John Heilemann was interviewed on by Lawrence O’Donnell on MSNBC’s “The Last Word.”

The host played a clip of how Trump presents himself to voters.

“I’m really rich. I’ll show you that in a second. And, by the way, I’m not even saying that in a brag — that’s the kind of mindset, that’s the kind of thinking you need for this country,” Trump said.

“What happens to that line, John?” O’Donnell asked.

“I imagine he’ll keep saying it,” Heilemann replied.

“I mean, he is still rich,” O’Donnell noted. “Let’s remember that part.”

“Richer than many people,” Heilemann said. “And the truth has never stopped Donald Trump from what his claims might be, so I imagine he’ll keep saying that until the day he dies, regardless of whether we see his taxes or not.”

“If you think about the three points you made at the beginning, right, one, he’s not that rich, two, he doesn’t pay very many taxes, three, he was reliant on his father, right? They’re revealing in different ways,” he explained.

Heilemann said the fact Trump wasn’t that rich was a political liability, that he’s a fraud. The issue of lack of taxes showed Trump “may also be a crook” and represented a legal liability.

But the third, that he was reliant on his father, represented a psychological liability.

“Hillary Clinton’s people picked up on it very quickly,” Heilemann reminded. “You remember in the first debate in 2016, that a sore toe for Donald Trump would be to raise his father and he needed his father to get any kind of financial success. They hit him on it early into the debate, it was the moment about a half an hour into the first debate when he lost it because she had drilled into this phycological tender spot for him.”

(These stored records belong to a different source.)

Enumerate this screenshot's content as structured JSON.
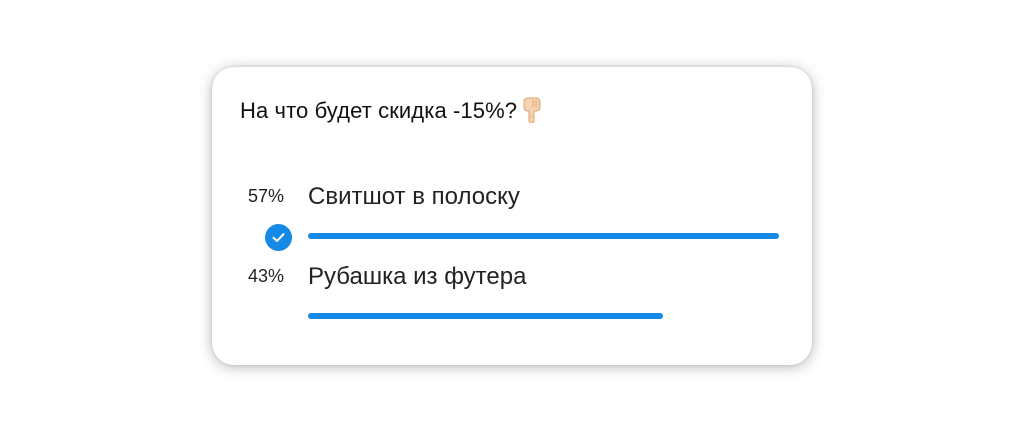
{
  "poll": {
    "question": "На что будет скидка -15%?",
    "question_icon": "pointing-down-hand-icon",
    "accent_color": "#1589e6",
    "options": [
      {
        "percent_label": "57%",
        "label": "Свитшот в полоску",
        "share": 0.57,
        "selected": true,
        "selected_icon": "check-circle-icon"
      },
      {
        "percent_label": "43%",
        "label": "Рубашка из футера",
        "share": 0.43,
        "selected": false
      }
    ]
  }
}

“Any Democrat thinking about running against Donald Trump in 2020, if you’re thinking about a phycological profile — in addition to a legal and political profile — on how you run against him, the relationship with the father and the psychological weakness it exposes is one you can hammer again and again in a much more devastating way than Clinton tried to do in 2016,” Heilemann concluded.